If you aren't familiar with Streaming Expressions new statistical programming functions you may find it useful to read a few of the earlier blogs which introduce the topic.
- Statistical programming with Solr Streaming Expressions
- One-way ANOVA and Rank Transformation with Solr's Streaming Expressions
- A first look at Sunplot, a statistical plotting engine for Solr Streaming Expressions
- Detrending Time Series Data With Linear Regression in Solr 7
- Time Series Cross-correlation and Lagged Regression With Solr Streaming Expressions
Seasonality
Often seasonality appears in the data as periodic bumps or waves. These waves can be expressed as sine-waves. For this example we'll start off by generating some smooth sine-waves to represent seasonality. We'll be using Solr's statistical functions to generate the data and Sunplot to plot the sine-waves.
Here is a sample plot using Sunplot:
In the plot you'll notice there are waves in the data occurring at regular intervals. These waves represent the seasonality.
The expression used to generate the sine-waves is:
let(smooth=sin(sequence(100, 0, 6)),
plot(type=line, y=smooth))
In the function above the let expression is setting a single variable called smooth. The value set to smooth is an array of numbers generated by the sequence function that is wrapped and transformed by the sin function.
Then the let function runs the plot function with the smooth variable as the y axis.

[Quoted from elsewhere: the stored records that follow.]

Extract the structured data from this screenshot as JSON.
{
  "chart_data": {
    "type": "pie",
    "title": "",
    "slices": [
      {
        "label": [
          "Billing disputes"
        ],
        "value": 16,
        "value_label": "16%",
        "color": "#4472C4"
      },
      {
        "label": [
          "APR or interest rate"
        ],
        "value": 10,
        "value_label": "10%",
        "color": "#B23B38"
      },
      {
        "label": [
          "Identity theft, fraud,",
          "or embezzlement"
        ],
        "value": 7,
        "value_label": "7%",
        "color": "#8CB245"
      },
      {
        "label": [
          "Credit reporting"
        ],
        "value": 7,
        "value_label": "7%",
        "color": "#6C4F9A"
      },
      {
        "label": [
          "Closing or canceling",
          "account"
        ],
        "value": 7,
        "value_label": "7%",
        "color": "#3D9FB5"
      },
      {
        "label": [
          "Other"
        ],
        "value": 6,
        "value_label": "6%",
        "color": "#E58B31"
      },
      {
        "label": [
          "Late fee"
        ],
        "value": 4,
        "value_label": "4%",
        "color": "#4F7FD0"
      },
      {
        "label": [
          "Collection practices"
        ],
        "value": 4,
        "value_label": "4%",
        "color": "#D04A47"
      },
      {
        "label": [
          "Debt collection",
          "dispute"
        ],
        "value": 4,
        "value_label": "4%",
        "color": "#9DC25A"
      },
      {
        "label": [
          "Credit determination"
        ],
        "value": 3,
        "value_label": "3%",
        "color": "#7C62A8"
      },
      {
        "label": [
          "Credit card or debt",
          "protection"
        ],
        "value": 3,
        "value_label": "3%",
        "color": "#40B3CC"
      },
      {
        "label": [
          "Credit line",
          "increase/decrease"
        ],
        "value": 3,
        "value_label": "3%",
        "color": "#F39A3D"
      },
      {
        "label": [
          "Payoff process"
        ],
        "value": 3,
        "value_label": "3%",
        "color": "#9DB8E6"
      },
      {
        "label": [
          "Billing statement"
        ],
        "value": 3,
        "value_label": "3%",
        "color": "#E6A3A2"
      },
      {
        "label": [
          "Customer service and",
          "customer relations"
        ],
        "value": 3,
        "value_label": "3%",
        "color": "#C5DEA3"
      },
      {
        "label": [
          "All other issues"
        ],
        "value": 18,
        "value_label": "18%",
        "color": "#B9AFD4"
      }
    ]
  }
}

Sunplot then plots the data.
This sine-wave is perfectly smooth so the entire time series consists only of seasonality. To make things more interesting we can add some noise to the sign-waves to represent another component of the time series.
Now the expression looks like this:
let(smooth=sin(sequence(100, 0, 6)),
noise=sample(uniformDistribution(-.25,.25),100),
noisy=ebeAdd(smooth, noise),
plot(type=line, y=noisy))
In the expression above we first generate the smooth sine-wave and set it to the variable smooth. Then we generate some random noise by taking a sample from a uniform distribution. The random samples will be uniformly distributed between -.25 and .25. The variable noise holds the array of random noise data.
Then the smooth and noise arrays are added together using the ebeAdd function. The ebeAdd function does an element-by-element addition of the two arrays and outputs an array with the results. This will add the noise to the sine-wave. The variable noisy holds this new noisy array of data.
The noisy array is then set to the y axis of the plot.
Now we have a time series that has both a seasonality component and noisy signal. Let's see how we can model and remove the seasonality so we can study the noisy component.
Modeling Seasonality
We can model the seasonality using the new polyfit function to fit a curve to the data. The polyfit function is a polynomial curve fitter which builds a function that models non-linear data.
Below is a screenshot of the polyfit function:
Notice that now there is a smooth red curve which models the noisy time series. This is the smooth curve that the polyfit function fit to the noisy time series.
Here is the expression:
let(smooth=sin(sequence(100, 0, 6)),
noise=sample(uniformDistribution(-.25,.25),100),
noisy=ebeAdd(smooth,noise),
fit=polyfit(noisy, 16),
x=sequence(100,0,1),
list(tuple(plot=line, x=x, y=noisy),
tuple(plot=line, x=x, y=fit)))
In the expression above we first build the noisy time series. Then the polyfit function is called on the noisy array with a polynomial degree. The degree describes the exponent size of the polynomial used in the curve fitting function. As the degree rises the function has more flexibility in the curves that it can model. For example a degree of 1 provides a linear model. You can try different degrees until you find the one that best fits your data set. In this example a 16 degree polynomial is used to fit the sine-wave.
Notice that when plotting two lines we use a slightly different plotting syntax. In the syntax above a list of output tuples is used to define the plot for Sunplot. When plotting two plots an x axis must be provided. The sequence function is used to generate an x axis.
Removing the Seasonality
Once we've fit a curve to the time series we can subtract it away to remove the seasonality. After the subtraction what's left is the noisy signal that we want to study.
Below is a screenshot showing the subtraction of the fitted curve:
Notice that the plot now shows the data that remains after the seasonality has been removed. This time series is now ready to be studied without the effects of the seasonality.
Here is the expressions:
let(smooth=sin(sequence(100, 0, 6)),
noise=sample(uniformDistribution(-.25,.25),100),
noisy=ebeAdd(smooth,noise),
fit=polyfit(noisy, 16),
stationary=ebeSubtract(noisy, fit),
plot(type=line, y=stationary))
In the expression above the fit array, which holds the fitted curve, is subtracted from the noisy array. The ebeSubtract function performs the element-by-element subtraction. The new time series with the seasonality removed is stored in the stationary variable and plotted on the y axis.